Im just making sure i guess that the current solution is not over engineered, to the point where it is not functioning as well as it could be.

Really appreciate your answers, cant describe my current stress over this one device.

Attached photos of the internals of the current master device.

As I said before, an Arduino is the wrong device to receive 55 x RS232 channels concurrently. It might just be possible if the baud rate is very low, but the software would be complex. However, if the boards are silent most of the time and then send a single character over the RS232 when one motor rev occurs, then you only need detect the start of the character, and it becomes much easier.

If all the sensor boards are required to do is communicate that a motor revolution has occurred, then I would use a much simpler interface. The US1881 that I referred to earlier can work from a 12V supply.

You need to know the maximum motor RPM (hence the maximum pulse rate), to determine whether one Arduino can manage the data from 55 sensors concurrently.

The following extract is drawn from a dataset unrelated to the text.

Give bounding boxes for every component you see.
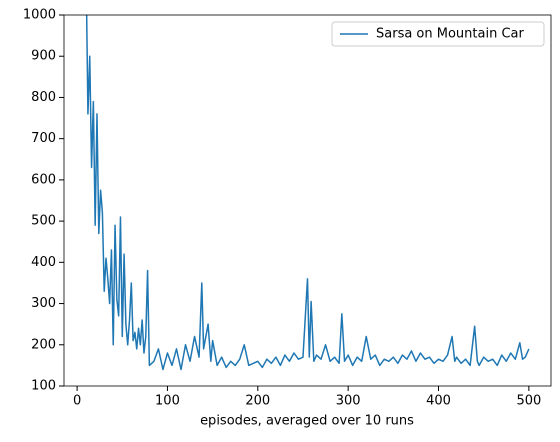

Looks like your idea is a goer. Will get the US1881's tomorrow. The upper limit is 5500RPM @ 22km/ph normally user will do 18km/ph on the treadmill, but the device is being used in a competition scenario,
so the treadmill motors get pushed to the max.

Thanks for all your help, i may come back and ask more questions tomorrow.. :slight_smile: hopefully not.

5500rpm is nearly 100rpm, or 1 pulse every 10ms. That's faster than I was expecting. Here are a couple of issues you might face:

  1. Keeping the motor sufficiently well balanced when you glue magnets to a rotating part. A US1881 needs to see a N pole followed by a S pole, so you can glue 2 small magnets on opposite sides of a suitable rotating part. However, at 100 revs/sec, any imbalance will cause vibration. You might better of sticking with optical sensing, especially as the necessary hardware is already in place.

  2. The US1881 will generate a 1:1 square wave if you position the magnets diametrically opposite each other (so will a suitably-designed optical pickup). To register a pulse, then Arduino needs to see a high and a low state. So you need to sample and process each input at intervals of 5ms or below. I would aim for 3ms in case the pulses are not quite square. That's one input every 55us on average. That's easily doable, especially if you read all the inputs from a shift register using SPI at maximum rate. But if you are not careful, then any I/O or writing to flash that you do may cause pulses to be lost.